The men’s side held all the drama. Defending champion Jesse Orach, 23, of Gorham, appeared to have the race won before he collapsed along the homestretch and struggled back to his feet. Rob Gomez, 32, of Windham, who has finished in the top five in the Maine category five times but has never won, saw Orach’s struggles and, rather than pass him by and win the race for the first time, stopped and helped him along, practically guiding him over the finish line in first, where Orach immediately collapsed into a heap before he was taken to the medical tent for treatment. Liam Simpson, 21, of Cape Elizabeth, placed third (32:22).
Other winners included: Masters Men – Abdi Abdirahman, 40, of Tucson, Arizona (28:45); Masters Women – Sheri Piers, 46, of Falmouth, Maine (37:25); Wheelchair Division, Men – Krige Schabort, 53, of Rome, Ga. (22:14) and for the Women – Hannah Babalola, 29, of Newark NJ (28:26)
In the Senior Division (50+) – Men –Byrne Decker, 50, of Yarmouth, Maine (35:48); Women – Mary Zengo 52, of Wilton, Conn. (38:58)
Also, in the IDEXX Business to Business Maine Challenge, pitting teams of athletes from New England corporations and businesses, it was UNUM again winning first place in the mixed team division, followed by Hannaford and Seafax. L.L. Bean won the men’s division, Maine Health the women’s division and IDEXX won in the first-timer 10K division.
The Johnny Kelley Award for the oldest finisher went to Robert Mountain, 89 of Gorham, Maine. The 2016 Volunteer of the Year Award was awarded earlier this week to Francisco Rodriguez of Bayonne, NJ, who has helped in three areas plus runs the race each year.

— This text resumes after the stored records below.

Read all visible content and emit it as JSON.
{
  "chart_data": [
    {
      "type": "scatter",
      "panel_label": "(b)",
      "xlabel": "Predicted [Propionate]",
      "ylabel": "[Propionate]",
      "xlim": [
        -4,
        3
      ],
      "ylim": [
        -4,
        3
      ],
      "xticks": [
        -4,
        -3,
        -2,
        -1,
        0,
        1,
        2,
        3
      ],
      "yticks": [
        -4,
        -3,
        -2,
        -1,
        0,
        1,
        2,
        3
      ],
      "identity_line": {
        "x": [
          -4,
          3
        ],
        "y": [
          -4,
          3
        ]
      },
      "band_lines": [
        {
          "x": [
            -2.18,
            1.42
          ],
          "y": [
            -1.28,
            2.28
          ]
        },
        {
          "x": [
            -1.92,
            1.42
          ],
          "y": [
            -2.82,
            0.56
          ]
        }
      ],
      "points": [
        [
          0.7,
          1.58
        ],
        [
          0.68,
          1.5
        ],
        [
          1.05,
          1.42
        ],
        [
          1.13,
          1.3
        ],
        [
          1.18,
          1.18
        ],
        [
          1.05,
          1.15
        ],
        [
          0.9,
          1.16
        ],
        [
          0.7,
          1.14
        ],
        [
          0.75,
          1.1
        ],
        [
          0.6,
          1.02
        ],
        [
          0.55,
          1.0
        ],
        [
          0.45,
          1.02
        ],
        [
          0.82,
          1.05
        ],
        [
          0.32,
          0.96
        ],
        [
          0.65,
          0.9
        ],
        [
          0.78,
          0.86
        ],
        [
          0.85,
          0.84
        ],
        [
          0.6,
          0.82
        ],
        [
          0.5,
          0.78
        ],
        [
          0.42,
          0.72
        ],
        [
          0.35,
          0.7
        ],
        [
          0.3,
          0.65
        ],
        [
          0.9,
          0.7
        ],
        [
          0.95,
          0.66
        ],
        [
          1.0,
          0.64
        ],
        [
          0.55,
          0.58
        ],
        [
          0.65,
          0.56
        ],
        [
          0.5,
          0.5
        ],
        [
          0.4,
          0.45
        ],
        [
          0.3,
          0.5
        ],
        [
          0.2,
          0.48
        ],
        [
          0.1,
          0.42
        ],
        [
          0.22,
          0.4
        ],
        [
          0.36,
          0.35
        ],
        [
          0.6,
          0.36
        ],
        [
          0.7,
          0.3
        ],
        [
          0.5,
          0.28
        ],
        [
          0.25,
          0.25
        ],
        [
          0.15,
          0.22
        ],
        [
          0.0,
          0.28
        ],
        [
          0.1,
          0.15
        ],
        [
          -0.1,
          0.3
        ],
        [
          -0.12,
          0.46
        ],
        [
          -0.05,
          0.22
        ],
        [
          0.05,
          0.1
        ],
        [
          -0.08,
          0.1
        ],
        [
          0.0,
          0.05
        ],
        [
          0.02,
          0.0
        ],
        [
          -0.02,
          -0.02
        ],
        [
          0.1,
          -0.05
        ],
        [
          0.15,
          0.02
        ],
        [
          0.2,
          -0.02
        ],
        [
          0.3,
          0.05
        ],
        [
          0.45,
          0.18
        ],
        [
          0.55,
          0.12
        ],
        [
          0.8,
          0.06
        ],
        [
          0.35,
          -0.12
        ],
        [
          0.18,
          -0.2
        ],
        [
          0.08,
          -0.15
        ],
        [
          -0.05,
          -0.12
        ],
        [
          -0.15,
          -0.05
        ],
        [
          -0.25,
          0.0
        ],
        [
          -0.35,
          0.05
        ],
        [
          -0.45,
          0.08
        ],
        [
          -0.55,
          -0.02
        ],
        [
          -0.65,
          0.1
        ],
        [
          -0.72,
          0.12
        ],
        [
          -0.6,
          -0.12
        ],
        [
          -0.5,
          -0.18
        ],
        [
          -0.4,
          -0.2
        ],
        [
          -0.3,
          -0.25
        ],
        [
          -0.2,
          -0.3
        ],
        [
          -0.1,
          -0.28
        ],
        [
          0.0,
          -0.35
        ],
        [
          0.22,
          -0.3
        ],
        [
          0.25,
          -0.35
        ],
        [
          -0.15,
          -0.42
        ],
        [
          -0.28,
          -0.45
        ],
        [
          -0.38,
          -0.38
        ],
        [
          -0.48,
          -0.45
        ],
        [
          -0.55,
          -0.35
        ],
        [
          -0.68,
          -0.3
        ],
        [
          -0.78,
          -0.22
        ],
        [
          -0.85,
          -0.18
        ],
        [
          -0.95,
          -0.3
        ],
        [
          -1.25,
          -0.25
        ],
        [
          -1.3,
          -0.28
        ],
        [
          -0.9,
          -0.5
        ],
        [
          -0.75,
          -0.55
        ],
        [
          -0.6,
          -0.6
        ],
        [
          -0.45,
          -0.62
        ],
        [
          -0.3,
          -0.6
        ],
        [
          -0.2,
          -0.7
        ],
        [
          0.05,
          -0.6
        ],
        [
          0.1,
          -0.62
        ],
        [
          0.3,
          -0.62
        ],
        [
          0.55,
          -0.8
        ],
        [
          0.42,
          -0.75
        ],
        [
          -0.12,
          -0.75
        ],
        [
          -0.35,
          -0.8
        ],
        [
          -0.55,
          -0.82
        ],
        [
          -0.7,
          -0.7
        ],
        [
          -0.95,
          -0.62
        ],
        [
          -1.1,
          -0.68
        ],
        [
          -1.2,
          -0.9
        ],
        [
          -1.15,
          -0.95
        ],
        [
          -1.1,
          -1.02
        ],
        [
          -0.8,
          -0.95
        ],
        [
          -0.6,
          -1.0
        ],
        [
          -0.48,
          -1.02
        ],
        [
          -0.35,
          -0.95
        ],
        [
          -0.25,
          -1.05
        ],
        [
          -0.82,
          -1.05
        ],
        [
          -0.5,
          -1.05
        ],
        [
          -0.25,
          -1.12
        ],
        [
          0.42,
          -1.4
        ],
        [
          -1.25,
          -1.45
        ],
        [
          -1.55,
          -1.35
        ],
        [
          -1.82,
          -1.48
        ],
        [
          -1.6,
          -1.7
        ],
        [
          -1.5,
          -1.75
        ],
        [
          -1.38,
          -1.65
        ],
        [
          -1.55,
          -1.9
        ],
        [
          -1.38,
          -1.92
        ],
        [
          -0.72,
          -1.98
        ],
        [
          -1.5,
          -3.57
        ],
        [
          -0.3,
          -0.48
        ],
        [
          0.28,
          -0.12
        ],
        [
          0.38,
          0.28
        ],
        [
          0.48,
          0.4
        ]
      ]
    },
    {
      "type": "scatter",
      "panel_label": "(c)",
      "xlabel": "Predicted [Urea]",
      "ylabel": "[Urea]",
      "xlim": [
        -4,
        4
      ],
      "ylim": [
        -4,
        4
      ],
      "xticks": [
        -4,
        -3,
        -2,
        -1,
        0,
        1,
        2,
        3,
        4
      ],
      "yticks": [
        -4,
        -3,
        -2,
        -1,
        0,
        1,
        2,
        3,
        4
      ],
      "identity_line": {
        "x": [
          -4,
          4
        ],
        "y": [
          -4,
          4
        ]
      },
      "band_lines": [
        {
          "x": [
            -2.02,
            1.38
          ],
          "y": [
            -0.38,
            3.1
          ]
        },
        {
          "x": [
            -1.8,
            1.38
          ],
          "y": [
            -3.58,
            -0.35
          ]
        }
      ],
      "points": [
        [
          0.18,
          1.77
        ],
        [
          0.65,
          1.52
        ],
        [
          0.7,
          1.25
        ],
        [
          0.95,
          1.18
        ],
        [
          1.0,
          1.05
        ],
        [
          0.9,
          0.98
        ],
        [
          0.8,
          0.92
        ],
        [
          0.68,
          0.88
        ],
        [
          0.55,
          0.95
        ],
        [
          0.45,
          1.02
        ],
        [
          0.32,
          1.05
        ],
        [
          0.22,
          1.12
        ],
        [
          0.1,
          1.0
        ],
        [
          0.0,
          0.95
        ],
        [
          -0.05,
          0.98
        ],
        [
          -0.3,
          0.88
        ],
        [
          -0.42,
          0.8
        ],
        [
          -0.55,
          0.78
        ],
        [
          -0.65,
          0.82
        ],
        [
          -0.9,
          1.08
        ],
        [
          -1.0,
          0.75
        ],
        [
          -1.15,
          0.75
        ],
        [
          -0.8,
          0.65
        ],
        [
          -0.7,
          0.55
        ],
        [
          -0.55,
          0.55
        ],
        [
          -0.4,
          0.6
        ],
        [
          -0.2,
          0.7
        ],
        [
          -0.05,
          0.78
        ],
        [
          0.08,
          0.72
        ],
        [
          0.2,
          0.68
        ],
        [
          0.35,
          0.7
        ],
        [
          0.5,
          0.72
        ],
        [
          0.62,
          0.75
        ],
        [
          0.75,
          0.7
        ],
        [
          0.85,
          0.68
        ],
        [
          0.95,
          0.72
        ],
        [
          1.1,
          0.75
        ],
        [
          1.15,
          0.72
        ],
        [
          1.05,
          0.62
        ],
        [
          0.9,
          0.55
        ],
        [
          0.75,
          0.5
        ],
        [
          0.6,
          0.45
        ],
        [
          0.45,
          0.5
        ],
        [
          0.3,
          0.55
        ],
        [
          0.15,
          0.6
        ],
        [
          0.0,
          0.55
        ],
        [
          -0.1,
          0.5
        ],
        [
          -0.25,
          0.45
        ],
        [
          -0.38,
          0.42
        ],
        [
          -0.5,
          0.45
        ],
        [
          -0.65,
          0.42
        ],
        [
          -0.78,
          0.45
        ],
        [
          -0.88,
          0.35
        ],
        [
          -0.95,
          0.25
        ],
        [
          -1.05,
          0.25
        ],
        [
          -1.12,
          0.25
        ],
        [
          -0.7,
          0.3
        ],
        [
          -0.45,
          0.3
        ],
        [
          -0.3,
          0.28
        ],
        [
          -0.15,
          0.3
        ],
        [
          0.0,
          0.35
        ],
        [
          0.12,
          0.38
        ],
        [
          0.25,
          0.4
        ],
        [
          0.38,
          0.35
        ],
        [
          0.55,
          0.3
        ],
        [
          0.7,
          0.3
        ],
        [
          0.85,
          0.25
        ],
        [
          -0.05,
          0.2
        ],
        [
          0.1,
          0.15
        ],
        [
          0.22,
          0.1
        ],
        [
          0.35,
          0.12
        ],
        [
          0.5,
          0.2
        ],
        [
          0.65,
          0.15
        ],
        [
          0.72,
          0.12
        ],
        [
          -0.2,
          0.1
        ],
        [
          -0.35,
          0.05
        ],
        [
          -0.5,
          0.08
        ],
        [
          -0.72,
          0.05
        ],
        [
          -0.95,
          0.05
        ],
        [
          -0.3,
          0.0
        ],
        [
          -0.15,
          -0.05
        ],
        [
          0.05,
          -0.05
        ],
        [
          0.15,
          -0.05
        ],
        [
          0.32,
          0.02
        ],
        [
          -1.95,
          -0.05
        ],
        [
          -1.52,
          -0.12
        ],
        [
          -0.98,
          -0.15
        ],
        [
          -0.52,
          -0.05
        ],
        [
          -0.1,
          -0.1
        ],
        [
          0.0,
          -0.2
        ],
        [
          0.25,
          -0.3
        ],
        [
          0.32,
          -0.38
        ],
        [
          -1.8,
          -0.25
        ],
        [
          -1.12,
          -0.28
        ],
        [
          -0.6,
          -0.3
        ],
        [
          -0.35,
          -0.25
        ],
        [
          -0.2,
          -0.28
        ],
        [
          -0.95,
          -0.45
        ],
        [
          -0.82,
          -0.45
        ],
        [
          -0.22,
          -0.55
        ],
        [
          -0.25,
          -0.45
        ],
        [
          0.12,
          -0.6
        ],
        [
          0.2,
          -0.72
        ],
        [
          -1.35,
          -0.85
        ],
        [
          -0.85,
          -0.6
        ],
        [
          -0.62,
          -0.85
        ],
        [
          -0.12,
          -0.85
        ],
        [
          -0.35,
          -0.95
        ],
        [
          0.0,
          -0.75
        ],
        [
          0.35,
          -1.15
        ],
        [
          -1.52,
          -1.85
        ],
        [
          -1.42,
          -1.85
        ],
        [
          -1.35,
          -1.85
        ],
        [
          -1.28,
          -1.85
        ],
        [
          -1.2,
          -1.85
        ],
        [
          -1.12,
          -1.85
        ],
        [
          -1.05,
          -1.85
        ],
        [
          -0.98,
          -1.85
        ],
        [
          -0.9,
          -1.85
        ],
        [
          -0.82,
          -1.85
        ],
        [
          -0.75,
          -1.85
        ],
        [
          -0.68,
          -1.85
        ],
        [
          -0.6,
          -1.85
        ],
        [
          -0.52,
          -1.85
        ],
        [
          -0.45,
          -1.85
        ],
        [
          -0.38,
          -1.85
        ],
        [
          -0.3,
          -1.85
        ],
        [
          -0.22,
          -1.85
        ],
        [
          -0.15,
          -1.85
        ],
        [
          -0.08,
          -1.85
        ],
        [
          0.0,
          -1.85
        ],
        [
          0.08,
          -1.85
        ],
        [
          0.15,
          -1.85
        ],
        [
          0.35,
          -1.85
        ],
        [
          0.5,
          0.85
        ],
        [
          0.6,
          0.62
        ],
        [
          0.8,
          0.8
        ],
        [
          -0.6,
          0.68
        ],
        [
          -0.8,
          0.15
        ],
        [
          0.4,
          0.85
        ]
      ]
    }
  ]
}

Also, on Friday, winners of the second B2B High School Mile were Lily Horne of Freeport High School (5:28.8) and Sam Russ of Lincoln Academy (4:42.9).
The TD Beach to Beacon route follows the same coastal roads Samuelson trained on in Cape Elizabeth. The race is a fulfillment of her dream to bring a top international road race to Maine. With her reputation, plus top-notch organization and strong community support, the TD Beach to Beach is known and appreciated as a world-class event with small-town charm. The race debuted in 1998 with 2,408 runners crossing the finish line. Online registration now closes within minutes.
The TD Beach to Beacon is directed by Dave McGillivray of DMSE Sports (www.dmsesports.com), who has organized every TD Bank Beach to Beacon and directs the B.A.A Boston Marathon and other events around the world.